I want to run. God, I want to run like I have never run in my life.

Walk. Breathe. Listen.

I keep going, blood pounding in my ears.

Blood on my hands. Heather's blood on—

Stop that.

I will cut you open, and I will gut you.

That's what Patrice did. Exactly what she did. Cut Heather open and gutted her.

I don't understand.

Tears prick my eyes, which fill until I can't see and I have to blink to clear them. Blood and tears and snot run down my face.

None of that. Break down later. I need all my senses and all my sense to get out of this forest.

Just keep—

I stumble over something on the path. I've been so hyperaware of what's ahead—as much as I can see it in this goddamn darkness—that I haven't looked down, and I've tripped over a root or a branch or…

An arm. I've tripped over an outstretched arm. An arm with a worn friendship bracelet around the wrist.

Patrice's arm. The bracelet Heather gave her years ago.

That's when I see blood. It covers the hand, and I follow it up her arm to see her lying on her stomach, limbs splayed.

"Patrice?"

What the fuck are you doing? Run!

I step over her hand and then turn around to walk backward, continuing along the path as I keep my gaze on her. There's more blood spattering the undergrowth and on her light shirt and a cut on her collar, dripping blood.

She's hurt.

She didn't kill Heather. She's another victim of whoever did.
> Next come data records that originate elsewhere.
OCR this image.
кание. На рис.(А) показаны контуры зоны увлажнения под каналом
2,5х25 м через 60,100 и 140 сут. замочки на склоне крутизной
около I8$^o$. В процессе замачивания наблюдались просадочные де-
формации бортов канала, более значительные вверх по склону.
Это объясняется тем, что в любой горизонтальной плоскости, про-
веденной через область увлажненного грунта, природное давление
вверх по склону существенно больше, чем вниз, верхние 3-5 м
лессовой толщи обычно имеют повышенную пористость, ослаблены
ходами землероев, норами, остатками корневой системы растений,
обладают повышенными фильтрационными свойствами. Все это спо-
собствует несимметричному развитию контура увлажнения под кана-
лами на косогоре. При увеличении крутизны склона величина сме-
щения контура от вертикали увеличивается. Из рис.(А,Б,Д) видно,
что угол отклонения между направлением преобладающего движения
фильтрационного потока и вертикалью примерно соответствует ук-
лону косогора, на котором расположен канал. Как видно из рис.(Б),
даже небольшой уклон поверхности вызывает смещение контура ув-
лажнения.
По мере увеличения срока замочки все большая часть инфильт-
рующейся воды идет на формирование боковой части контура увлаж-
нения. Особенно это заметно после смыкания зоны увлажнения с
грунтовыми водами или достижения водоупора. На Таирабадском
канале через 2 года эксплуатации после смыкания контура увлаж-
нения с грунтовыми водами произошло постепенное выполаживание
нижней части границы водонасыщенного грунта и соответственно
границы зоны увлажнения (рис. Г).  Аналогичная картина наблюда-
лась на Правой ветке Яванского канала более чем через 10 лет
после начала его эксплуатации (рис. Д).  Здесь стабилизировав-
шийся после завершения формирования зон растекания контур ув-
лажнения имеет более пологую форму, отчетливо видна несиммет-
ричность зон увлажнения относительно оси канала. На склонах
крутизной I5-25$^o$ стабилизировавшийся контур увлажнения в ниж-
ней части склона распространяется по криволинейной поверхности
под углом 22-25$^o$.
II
Patrice groans, and I move forward. I'm about to drop to my knees beside her when I see her other hand, the right one stretched out with something lying right beside it.
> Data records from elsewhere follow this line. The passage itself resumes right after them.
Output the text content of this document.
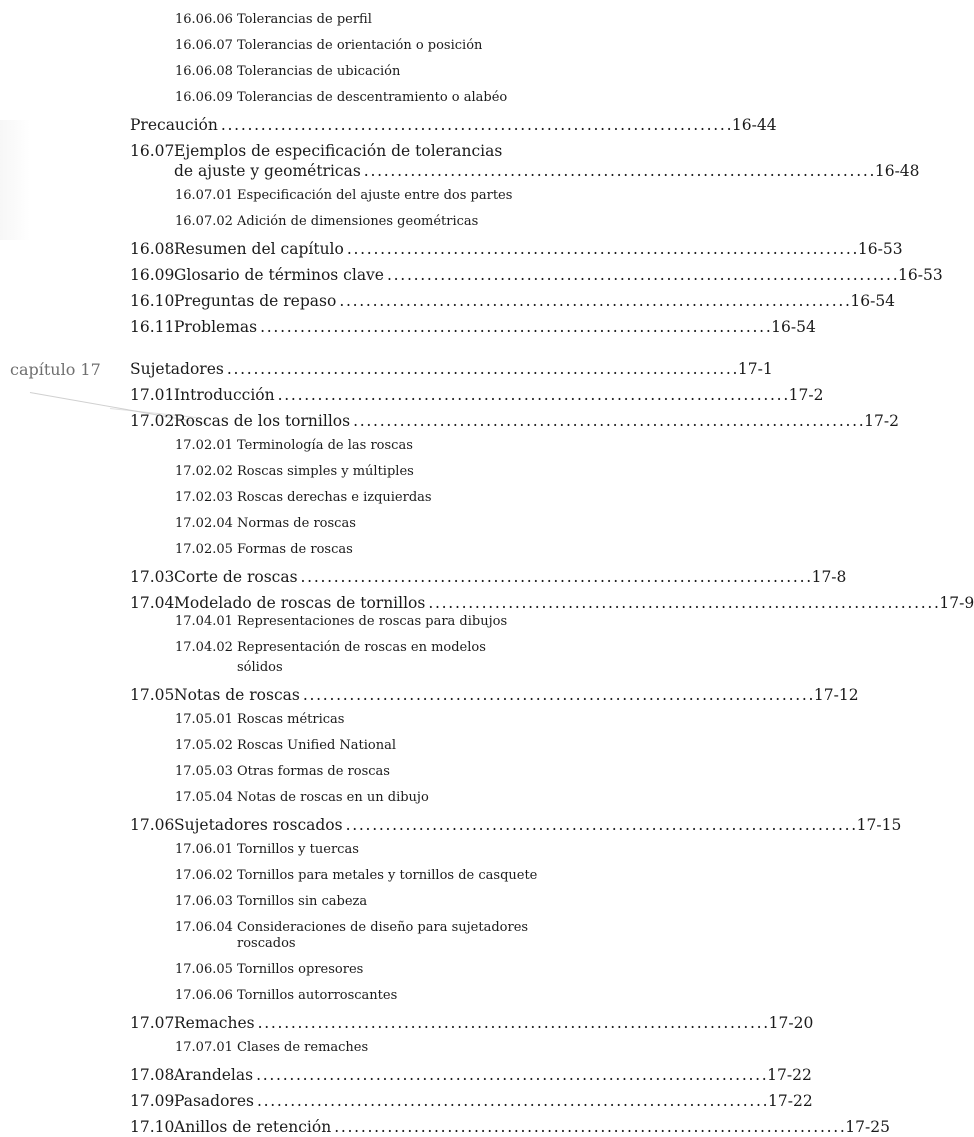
capítulo 17
16.06.06 Tolerancias de perfil
16.06.07 Tolerancias de orientación o posición
16.06.08 Tolerancias de ubicación
16.06.09 Tolerancias de descentramiento o alabéo
Precaución . . .	16-44
16.07 Ejemplos de especificación de tolerancias
de ajuste y geométricas . . .	16-48
16.07.01 Especificación del ajuste entre dos partes
16.07.02 Adición de dimensiones geométricas
16.08 Resumen del capítulo . . .	16-53
16.09 Glosario de términos clave . . .	16-53
16.10 Preguntas de repaso . . .	16-54
16.11 Problemas . . .	16-54
Sujetadores . . .	17-1
17.01 Introducción . . .	17-2
17.02 Roscas de los tornillos . . .	17-2
17.02.01 Terminología de las roscas
17.02.02 Roscas simples y múltiples
17.02.03 Roscas derechas e izquierdas
17.02.04 Normas de roscas
17.02.05 Formas de roscas
17.03 Corte de roscas . . .	17-8
17.04 Modelado de roscas de tornillos . . .	17-9
17.04.01 Representaciones de roscas para dibujos
17.04.02 Representación de roscas en modelos
sólidos
17.05 Notas de roscas . . .	17-12
17.05.01 Roscas métricas
17.05.02 Roscas Unified National
17.05.03 Otras formas de roscas
17.05.04 Notas de roscas en un dibujo
17.06 Sujetadores roscados . . .	17-15
17.06.01 Tornillos y tuercas
17.06.02 Tornillos para metales y tornillos de casquete
17.06.03 Tornillos sin cabeza
17.06.04 Consideraciones de diseño para sujetadores
roscados
17.06.05 Tornillos opresores
17.06.06 Tornillos autorroscantes
17.07 Remaches . . .	17-20
17.07.01 Clases de remaches
17.08 Arandelas . . .	17-22
17.09 Pasadores . . .	17-22
17.10 Anillos de retención . . .	17-25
A knife lying right beside it. A hunting knife with its blade coated in blood.

"Nic?" Patrice mumbles.

Her head rises. "Nic? Is that you?"

I don't answer. I just take a slow step back.

"Please," she whispers. "I'm hurt. Help me."

Trap!

My brain screams the word so loud I expect her to hear it.

"Nic? Please?"

Her gaze locks with mine as her fingers inch toward the knife handle.

"Nic? Help me."

Her fingertips graze the knife. I wheel and run.